Bilateral Donors and the Age of the National Interest: What Prospects for Challenge by Development Agencies?

Elsevier, World Development, Volume 96, 1 August 2017
Authors: 
Gulrajani N.
Foreign aid agencies represent and champion global development priorities within a donor nation. Increasingly however, these agencies sit within donor governments that are strongly committed to upholding the national interest through their development commitments. This paper is concerned with how bilateral aid agencies manage this tension and how they might continue to serve the altruistic aims of development. The main research question asks if autonomy—or a combination of autonomies—can improve a development agency's ability to defend the humanitarian imperative of development against normative pressures privileging the national interest? By drawing on theories of autonomy within public management literatures, it is possible to identify points of leverage for development agencies where spaces for autonomous preferences and actions remain, as well as sources of limitation where such opportunities are considerably reduced.

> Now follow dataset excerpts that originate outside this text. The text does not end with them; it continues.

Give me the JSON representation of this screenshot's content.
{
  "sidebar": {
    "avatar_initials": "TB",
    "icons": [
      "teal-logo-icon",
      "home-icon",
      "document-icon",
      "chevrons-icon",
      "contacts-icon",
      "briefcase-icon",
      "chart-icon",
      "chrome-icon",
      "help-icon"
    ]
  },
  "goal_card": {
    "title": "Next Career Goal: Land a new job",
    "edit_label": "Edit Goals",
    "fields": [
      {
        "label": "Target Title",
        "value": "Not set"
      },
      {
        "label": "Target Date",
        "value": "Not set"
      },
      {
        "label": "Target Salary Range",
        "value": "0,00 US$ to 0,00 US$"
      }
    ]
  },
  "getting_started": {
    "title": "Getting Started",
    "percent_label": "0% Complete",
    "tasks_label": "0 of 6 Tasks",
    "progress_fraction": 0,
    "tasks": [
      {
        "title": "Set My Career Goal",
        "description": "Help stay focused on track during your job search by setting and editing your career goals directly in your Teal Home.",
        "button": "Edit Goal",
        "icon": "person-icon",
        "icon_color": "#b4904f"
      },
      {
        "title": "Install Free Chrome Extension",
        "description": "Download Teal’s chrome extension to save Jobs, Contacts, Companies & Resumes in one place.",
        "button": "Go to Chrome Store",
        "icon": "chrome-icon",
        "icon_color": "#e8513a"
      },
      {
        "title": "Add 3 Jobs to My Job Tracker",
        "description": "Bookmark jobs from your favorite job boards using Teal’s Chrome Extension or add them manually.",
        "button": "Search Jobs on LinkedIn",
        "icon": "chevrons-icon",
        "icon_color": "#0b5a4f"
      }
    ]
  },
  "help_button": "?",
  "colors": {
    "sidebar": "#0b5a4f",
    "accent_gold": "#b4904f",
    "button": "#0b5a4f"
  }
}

Six types of autonomy are examined across three nations widely perceived as strong performers as donors—Norway, the UK, and Sweden. The paper suggests that while structural autonomy is critical for preserving humanitarian motivations, there are also unexplored opportunities within other autonomous spheres. A multi-dimensional examination of autonomy highlights the varying capacity that development agencies have to resist pressures to strongly nationalize the global development project.